To permit the conferencing server to effectively communicate with the user N (and other users) the video packets, and/or audio packets, and/or chat packets, and/or data services, and/or configuration communication (or other types of data), the conferencing server packets all of the data packets to be transmitted and received over port 80, namely, within the type of packets used for Internet based web browsing. The user N transmits and receives packets over port 80 by having a program installed on the local computer, a program operating in a browser environment such as a JAVA program, or otherwise any program which transmits and receives the packets over port 80. The packets are then processed to obtain the video data, and/or the audio data, and/or the chat data, and/or any other data being received in order to render the video streams, audio streams, data, and/or data services to the user N.
Similarly, to permit the user N to effectively communicate with the conferencing server(s) the video packets, and/or audio packets, and/or chat packets, and/or data services, and/or configuration communication, the packets are all provided in data packets over port 80. The data packets are then processed to obtain the video data, and/or audio data, and/or chat data, and/or any other data being received.

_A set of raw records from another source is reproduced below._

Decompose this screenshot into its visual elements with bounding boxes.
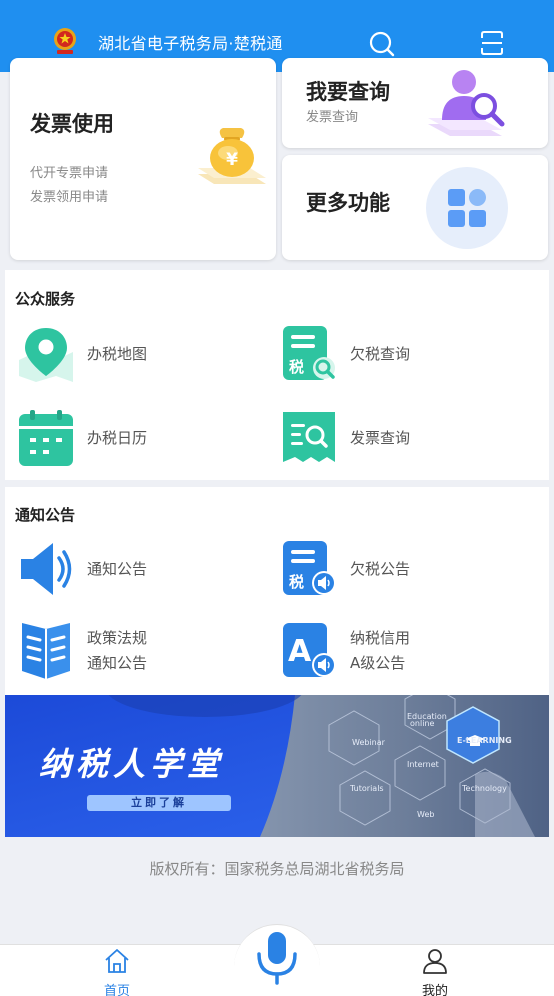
speaker-icon: [21, 543, 72, 595]
tax-arrears-notice-item[interactable]: 税 欠税公告: [280, 539, 410, 599]
svg-text:A: A: [288, 634, 312, 669]
tax-doc-announce-icon: 税: [283, 541, 336, 595]
credit-a-icon: A: [283, 623, 336, 677]
learn-more-button[interactable]: 立即了解: [87, 795, 231, 811]
tab-home[interactable]: 首页: [87, 948, 147, 996]
policy-regulation-line1: 政策法规: [87, 629, 148, 647]
scan-icon[interactable]: [480, 30, 504, 56]
more-features-card[interactable]: 更多功能: [282, 155, 548, 260]
home-icon: [105, 949, 129, 973]
policy-regulation-label: 政策法规 通知公告: [87, 626, 147, 676]
issue-special-invoice-link[interactable]: 代开专票申请: [30, 162, 108, 181]
tax-doc-search-icon: 税: [283, 326, 335, 380]
user-search-icon: [428, 70, 505, 136]
credit-a-line1: 纳税信用: [350, 629, 411, 647]
svg-text:E-LEARNING: E-LEARNING: [457, 736, 512, 745]
tax-calendar-label: 办税日历: [87, 428, 148, 447]
calendar-icon: [19, 410, 73, 466]
copyright-text: 版权所有：国家税务总局湖北省税务局: [149, 860, 405, 878]
tax-map-label: 办税地图: [87, 344, 148, 363]
tab-mine-label: 我的: [421, 984, 448, 996]
svg-text:Tutorials: Tutorials: [349, 784, 384, 793]
svg-text:Web: Web: [417, 810, 434, 819]
notice-announcement-item[interactable]: 通知公告: [17, 539, 147, 599]
policy-regulation-line2: 通知公告: [87, 654, 148, 672]
credit-a-notice-item[interactable]: A 纳税信用 A级公告: [280, 621, 410, 681]
app-page: 湖北省电子税务局·楚税通 发票使用 代开专票申请 发票领用申请 ¥ 我要查询 发…: [0, 0, 554, 996]
invoice-search-icon: [283, 412, 335, 462]
svg-text:¥: ¥: [226, 150, 238, 170]
policy-regulation-item[interactable]: 政策法规 通知公告: [17, 621, 147, 681]
svg-text:税: 税: [289, 358, 304, 376]
svg-text:Technology: Technology: [461, 784, 507, 793]
public-service-title: 公众服务: [15, 290, 76, 308]
apply-invoice-link[interactable]: 发票领用申请: [30, 186, 108, 205]
money-bag-icon: ¥: [198, 128, 266, 184]
microphone-icon[interactable]: [254, 930, 300, 986]
app-grid-icon: [426, 167, 508, 249]
tab-mine[interactable]: 我的: [405, 948, 465, 996]
invoice-use-card[interactable]: 发票使用 代开专票申请 发票领用申请 ¥: [10, 58, 276, 260]
invoice-use-title: 发票使用: [30, 112, 114, 136]
map-pin-icon: [19, 328, 73, 382]
public-service-section: 公众服务 办税地图 税 欠税查询 办税日历 发票查询: [5, 270, 549, 480]
open-book-icon: [22, 623, 70, 679]
svg-text:online: online: [410, 719, 434, 728]
invoice-query-item[interactable]: 发票查询: [280, 408, 410, 468]
notice-section-title: 通知公告: [15, 506, 76, 524]
my-query-title: 我要查询: [306, 80, 390, 104]
national-emblem-icon: [54, 28, 76, 54]
notice-announcement-label: 通知公告: [87, 559, 148, 578]
my-query-card[interactable]: 我要查询 发票查询: [282, 58, 548, 148]
notice-section: 通知公告 通知公告 税 欠税公告 政策法规 通知公告 A 纳税信用 A级公告: [5, 487, 549, 695]
search-icon[interactable]: [368, 30, 396, 58]
app-title: 湖北省电子税务局·楚税通: [98, 34, 283, 53]
user-icon: [423, 949, 447, 974]
credit-a-line2: A级公告: [350, 654, 406, 672]
tax-arrears-query-label: 欠税查询: [350, 344, 411, 363]
tax-arrears-notice-label: 欠税公告: [350, 559, 411, 578]
credit-a-notice-label: 纳税信用 A级公告: [350, 626, 410, 676]
invoice-query-subtitle: 发票查询: [306, 110, 359, 125]
svg-text:Webinar: Webinar: [352, 738, 386, 747]
svg-text:Internet: Internet: [407, 760, 439, 769]
tax-map-item[interactable]: 办税地图: [17, 324, 147, 384]
taxpayer-school-banner[interactable]: E-LEARNING Education online Webinar Inte…: [5, 695, 549, 837]
tab-home-label: 首页: [103, 984, 130, 996]
tax-calendar-item[interactable]: 办税日历: [17, 408, 147, 468]
tax-arrears-query-item[interactable]: 税 欠税查询: [280, 324, 410, 384]
invoice-query-label: 发票查询: [350, 428, 411, 447]
svg-text:税: 税: [289, 573, 304, 591]
banner-title: 纳税人学堂: [39, 745, 225, 783]
more-features-title: 更多功能: [306, 191, 390, 215]
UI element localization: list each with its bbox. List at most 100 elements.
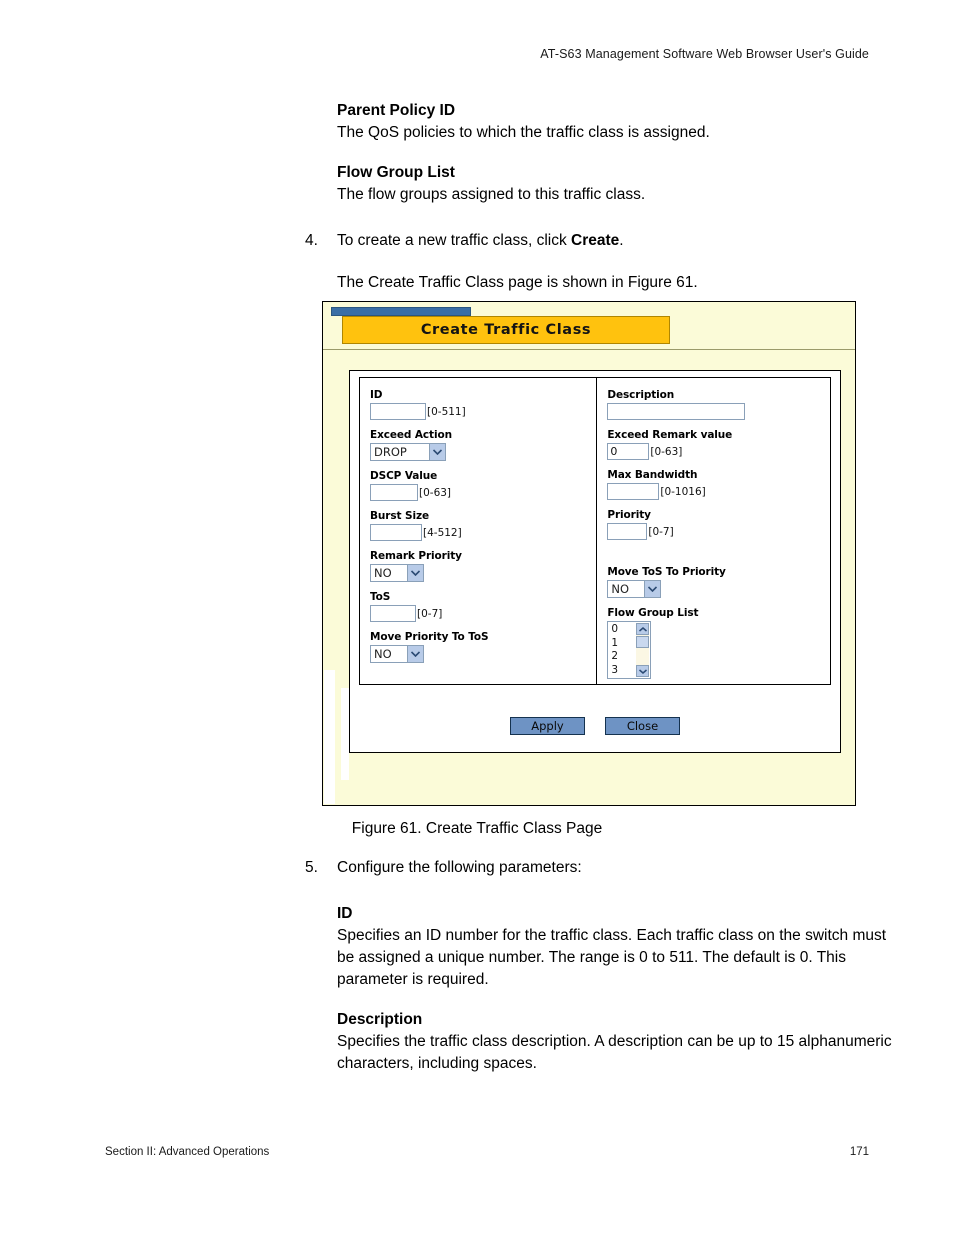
term-definition: The QoS policies to which the traffic cl…: [337, 124, 710, 141]
step-followup-text: The Create Traffic Class page is shown i…: [337, 274, 698, 291]
label-priority: Priority: [607, 509, 651, 521]
step-item-4: 4. To create a new traffic class, click …: [305, 230, 885, 294]
term-definition: The flow groups assigned to this traffic…: [337, 186, 646, 203]
step-item-5: 5. Configure the following parameters:: [305, 857, 895, 879]
label-description: Description: [607, 389, 675, 401]
listbox-options[interactable]: 0 1 2 3: [609, 623, 636, 677]
field-priority: Priority [0-7]: [607, 509, 830, 540]
label-move-tos-to-priority: Move ToS To Priority: [607, 566, 726, 578]
input-description[interactable]: [607, 403, 746, 420]
field-move-priority-to-tos: Move Priority To ToS NO: [370, 631, 596, 663]
definition-parent-policy-id: Parent Policy ID The QoS policies to whi…: [305, 100, 885, 144]
footer-page-number: 171: [849, 1146, 869, 1158]
field-max-bandwidth: Max Bandwidth [0-1016]: [607, 469, 830, 500]
list-item[interactable]: 0: [611, 623, 636, 637]
select-value: NO: [374, 566, 392, 580]
step-body: Configure the following parameters:: [337, 857, 895, 879]
range-dscp-value: [0-63]: [419, 486, 452, 499]
apply-button[interactable]: Apply: [510, 717, 585, 735]
scrollbar[interactable]: [636, 623, 650, 677]
form-card: ID [0-511] Exceed Action DROP DSCP Value…: [349, 370, 841, 753]
select-value: DROP: [374, 445, 407, 459]
figure-61: Create Traffic Class ID [0-511] Exceed A…: [322, 301, 856, 806]
right-parameter-column: Description Exceed Remark value 0 [0-63]: [597, 378, 830, 684]
label-burst-size: Burst Size: [370, 510, 429, 522]
field-exceed-remark-value: Exceed Remark value 0 [0-63]: [607, 429, 830, 460]
definition-flow-group-list: Flow Group List The flow groups assigned…: [305, 162, 885, 206]
window-left-margin: [324, 670, 335, 804]
range-id: [0-511]: [427, 405, 466, 418]
field-dscp-value: DSCP Value [0-63]: [370, 470, 596, 501]
field-move-tos-to-priority: Move ToS To Priority NO: [607, 566, 830, 598]
label-remark-priority: Remark Priority: [370, 550, 462, 562]
label-max-bandwidth: Max Bandwidth: [607, 469, 698, 481]
field-row: [0-1016]: [607, 483, 830, 500]
label-tos: ToS: [370, 591, 391, 603]
scroll-down-icon[interactable]: [636, 665, 650, 677]
field-row: [0-7]: [370, 605, 596, 622]
figure-caption: Figure 61. Create Traffic Class Page: [351, 820, 603, 837]
field-row: [0-7]: [607, 523, 830, 540]
definition-id: ID Specifies an ID number for the traffi…: [305, 903, 895, 991]
field-flow-group-list: Flow Group List 0 1 2 3: [607, 607, 830, 679]
list-item[interactable]: 1: [611, 637, 636, 651]
range-max-bandwidth: [0-1016]: [660, 485, 706, 498]
select-value: NO: [374, 647, 392, 661]
definition-description: Description Specifies the traffic class …: [305, 1009, 895, 1075]
label-flow-group-list: Flow Group List: [607, 607, 699, 619]
select-remark-priority[interactable]: NO: [370, 564, 424, 582]
page-footer: Section II: Advanced Operations 171: [105, 1146, 869, 1158]
list-item[interactable]: 2: [611, 650, 636, 664]
input-priority[interactable]: [607, 523, 648, 540]
range-tos: [0-7]: [417, 607, 443, 620]
field-row: [0-63]: [370, 484, 596, 501]
step-text-before: To create a new traffic class, click: [337, 232, 572, 249]
input-id[interactable]: [370, 403, 426, 420]
title-accent-bar: [331, 307, 471, 316]
input-tos[interactable]: [370, 605, 416, 622]
parameters-fieldset: ID [0-511] Exceed Action DROP DSCP Value…: [359, 377, 831, 685]
input-dscp-value[interactable]: [370, 484, 418, 501]
listbox-flow-group-list[interactable]: 0 1 2 3: [607, 621, 652, 679]
range-exceed-remark-value: [0-63]: [650, 445, 683, 458]
window-titlebar: Create Traffic Class: [323, 302, 855, 350]
select-value: NO: [611, 582, 629, 596]
scrollbar-track[interactable]: [636, 648, 649, 665]
term-heading: ID: [337, 905, 353, 922]
select-move-priority-to-tos[interactable]: NO: [370, 645, 424, 663]
select-exceed-action[interactable]: DROP: [370, 443, 446, 461]
input-max-bandwidth[interactable]: [607, 483, 660, 500]
term-heading: Description: [337, 1011, 423, 1028]
label-id: ID: [370, 389, 383, 401]
create-traffic-class-window: Create Traffic Class ID [0-511] Exceed A…: [322, 301, 856, 806]
scroll-up-icon[interactable]: [636, 623, 650, 635]
select-move-tos-to-priority[interactable]: NO: [607, 580, 662, 598]
titlebar-divider: [323, 349, 855, 350]
chevron-down-icon[interactable]: [407, 565, 423, 581]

The conferencing server has a routing table that defines the users that should receive the audio/video/data/chat/desktop/etc. feeds, as illustrated in FIG. 3. The data may be for which services the conferencing server will accept from a user and which serves the conferencing server will provide to a user. Also, the routing table indicates the conferences to which the data streams should be provided to by the server. For example, the data feeds from users B, C, U, and V should be shared among one another for an audio conference.